Comme on le sait, le problème des liaisons conditionnelles a été étudié par Pavlov et ses
élèves à un stade élevé du monde animal - quand les liaisons conditionnelles sont des liaisons
nerveuses formées dans le cortex.
Les expériences classiques de Pavlov s’attaquaient à l’étude des lois des processus nerveux
réalisant l’activité conditionnelle. Celle-ci constitue la base physiologique de tout comportement, y
compris les formes les plus compliquées, spécifiquement humaines.
Une autre tâche consistait à créer la possibilité d’apposer “ le dessin psychologique sur le
canevas physiologique ” dont parlait I. P. Pavlov (14).
Ces deux tâches sont liées l’une à l’autre, mais ne sont pas identiques.
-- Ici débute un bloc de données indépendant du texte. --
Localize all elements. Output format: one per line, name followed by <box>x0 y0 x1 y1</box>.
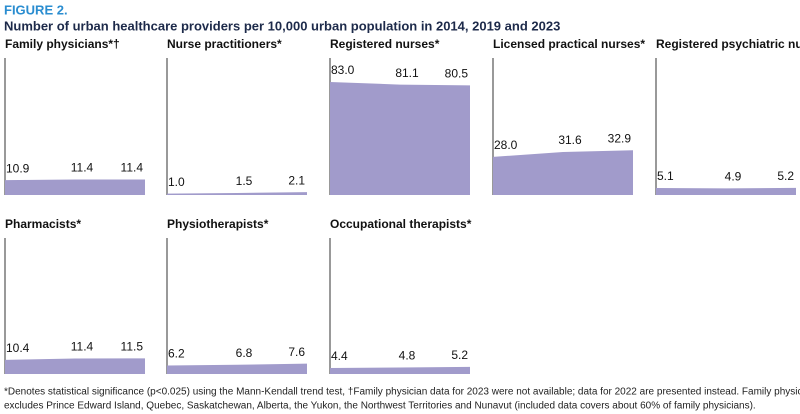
value-label: 7.6 <box>288 345 305 359</box>
value-label: 28.0 <box>494 138 518 152</box>
area <box>330 366 470 374</box>
footnote: *Denotes statistical significance (p<0.0… <box>4 387 800 398</box>
panel-title: Licensed practical nurses* <box>493 37 645 51</box>
area <box>167 363 307 374</box>
value-label: 11.4 <box>121 161 144 175</box>
value-label: 81.1 <box>395 66 419 80</box>
figure-label: FIGURE 2. <box>4 2 68 17</box>
value-label: 31.6 <box>558 133 582 147</box>
panel-title: Occupational therapists* <box>330 217 472 231</box>
panel-title: Registered nurses* <box>330 37 440 51</box>
area <box>5 358 145 374</box>
panel-title: Nurse practitioners* <box>167 37 282 51</box>
value-label: 11.5 <box>121 340 144 354</box>
panel-title: Registered psychiatric nurses <box>656 37 800 51</box>
panel-title: Pharmacists* <box>5 217 81 231</box>
value-label: 6.8 <box>236 346 253 360</box>
value-label: 4.9 <box>725 170 742 184</box>
value-label: 80.5 <box>445 67 469 81</box>
value-label: 83.0 <box>331 63 355 77</box>
value-label: 1.5 <box>236 174 253 188</box>
area <box>167 192 307 195</box>
value-label: 10.9 <box>6 161 30 175</box>
footnote: excludes Prince Edward Island, Quebec, S… <box>4 401 756 412</box>
value-label: 4.8 <box>399 349 416 363</box>
value-label: 11.4 <box>71 340 94 354</box>
panel-title: Family physicians*† <box>5 37 120 51</box>
figure-title: Number of urban healthcare providers per… <box>4 18 560 33</box>
value-label: 1.0 <box>168 175 185 189</box>
value-label: 5.2 <box>777 169 794 183</box>
value-label: 6.2 <box>168 347 185 361</box>
value-label: 11.4 <box>71 161 94 175</box>
area <box>656 187 796 195</box>
area <box>5 179 145 195</box>
value-label: 5.1 <box>657 169 674 183</box>
panel-title: Physiotherapists* <box>167 217 269 231</box>
value-label: 10.4 <box>6 341 30 355</box>
value-label: 5.2 <box>451 348 468 362</box>
value-label: 4.4 <box>331 349 348 363</box>
value-label: 2.1 <box>288 173 305 187</box>
value-label: 32.9 <box>608 131 632 145</box>
area <box>330 82 470 195</box>
area <box>493 150 633 195</box>
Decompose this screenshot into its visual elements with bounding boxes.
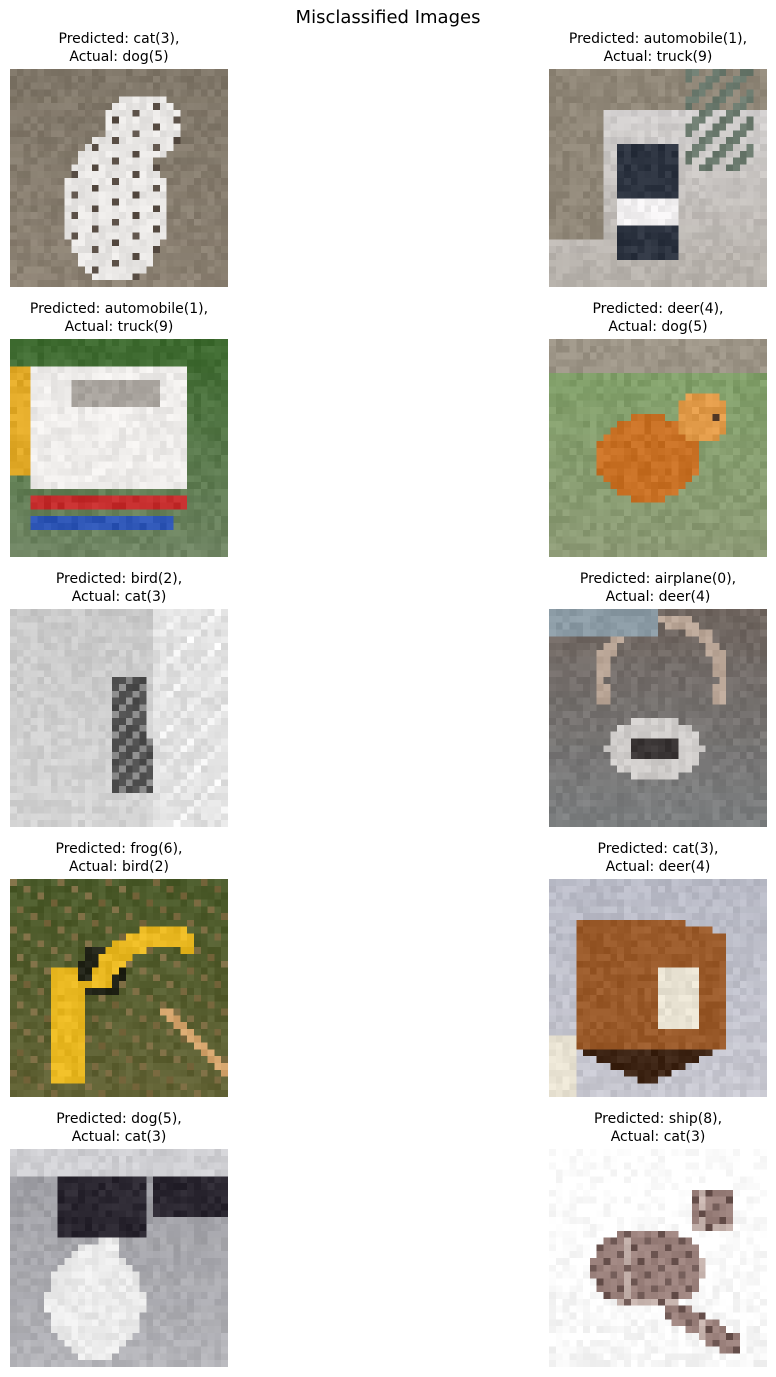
panel-caption: Predicted: cat(3), Actual: deer(4): [508, 840, 776, 876]
misclassified-image: [549, 879, 767, 1097]
actual-label: Actual: cat(3): [71, 589, 167, 605]
image-panel: Predicted: cat(3), Actual: dog(5): [10, 30, 228, 287]
figure-title: Misclassified Images: [295, 7, 481, 28]
misclassified-image: [549, 69, 767, 287]
pixel-image: [549, 69, 767, 287]
actual-label: Actual: deer(4): [605, 859, 711, 875]
predicted-label: Predicted: airplane(0),: [579, 571, 737, 587]
pixel-image: [10, 339, 228, 557]
predicted-label: Predicted: frog(6),: [55, 841, 183, 857]
image-panel: Predicted: bird(2), Actual: cat(3): [10, 570, 228, 827]
misclassified-image: [549, 1149, 767, 1367]
image-panel: Predicted: ship(8), Actual: cat(3): [549, 1110, 767, 1367]
actual-label: Actual: dog(5): [608, 319, 708, 335]
image-panel: Predicted: dog(5), Actual: cat(3): [10, 1110, 228, 1367]
panel-caption: Predicted: ship(8), Actual: cat(3): [508, 1110, 776, 1146]
panel-caption: Predicted: automobile(1), Actual: truck(9…: [0, 300, 269, 336]
misclassified-image: [10, 339, 228, 557]
pixel-image: [549, 1149, 767, 1367]
pixel-image: [10, 609, 228, 827]
predicted-label: Predicted: dog(5),: [56, 1111, 182, 1127]
misclassified-image: [549, 609, 767, 827]
misclassified-image: [10, 879, 228, 1097]
misclassified-image: [10, 1149, 228, 1367]
actual-label: Actual: cat(3): [610, 1129, 706, 1145]
misclassified-image: [549, 339, 767, 557]
panel-caption: Predicted: deer(4), Actual: dog(5): [508, 300, 776, 336]
predicted-label: Predicted: bird(2),: [55, 571, 183, 587]
pixel-image: [10, 1149, 228, 1367]
actual-label: Actual: dog(5): [69, 49, 169, 65]
actual-label: Actual: bird(2): [68, 859, 170, 875]
image-panel: Predicted: frog(6), Actual: bird(2): [10, 840, 228, 1097]
panel-caption: Predicted: automobile(1), Actual: truck(9…: [508, 30, 776, 66]
image-panel: Predicted: automobile(1), Actual: truck(9…: [549, 30, 767, 287]
pixel-image: [10, 879, 228, 1097]
predicted-label: Predicted: cat(3),: [597, 841, 719, 857]
image-panel: Predicted: deer(4), Actual: dog(5): [549, 300, 767, 557]
actual-label: Actual: truck(9): [64, 319, 174, 335]
panel-caption: Predicted: bird(2), Actual: cat(3): [0, 570, 269, 606]
predicted-label: Predicted: automobile(1),: [568, 31, 748, 47]
image-panel: Predicted: automobile(1), Actual: truck(9…: [10, 300, 228, 557]
misclassified-image: [10, 69, 228, 287]
actual-label: Actual: deer(4): [605, 589, 711, 605]
pixel-image: [10, 69, 228, 287]
panel-caption: Predicted: airplane(0), Actual: deer(4): [508, 570, 776, 606]
predicted-label: Predicted: deer(4),: [592, 301, 724, 317]
panel-caption: Predicted: frog(6), Actual: bird(2): [0, 840, 269, 876]
actual-label: Actual: truck(9): [603, 49, 713, 65]
misclassified-image: [10, 609, 228, 827]
panel-caption: Predicted: dog(5), Actual: cat(3): [0, 1110, 269, 1146]
pixel-image: [549, 609, 767, 827]
actual-label: Actual: cat(3): [71, 1129, 167, 1145]
image-panel: Predicted: airplane(0), Actual: deer(4): [549, 570, 767, 827]
predicted-label: Predicted: cat(3),: [58, 31, 180, 47]
predicted-label: Predicted: ship(8),: [593, 1111, 723, 1127]
panel-caption: Predicted: cat(3), Actual: dog(5): [0, 30, 269, 66]
pixel-image: [549, 339, 767, 557]
image-panel: Predicted: cat(3), Actual: deer(4): [549, 840, 767, 1097]
pixel-image: [549, 879, 767, 1097]
predicted-label: Predicted: automobile(1),: [29, 301, 209, 317]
Justement, les
confondre mène parfois à des malentendus théoriques profonds.
Souvent, l’on perd de vue le fait que le schéma des expériences [172] classiques de Pavlov sur les
réflexes conditionnels ne répond de façon directe qu’à la première de ces tâches. Ce schéma nous
permet une observation optima des processus cérébraux examinés, mais il ne reproduit pas toute la
structure du comportement des animaux supérieurs dans les conditions naturelles. Voilà pourquoi
l’on ne peut mécaniquement le transposer pour expliquer le comportement. L’expérience exige des
conditions de comportement strictement constantes et contrôlables. Il faut donc ramener ces
conditions au minimum indispensable ; d’où une simplification artificielle de la structure du
comportement de l’animal.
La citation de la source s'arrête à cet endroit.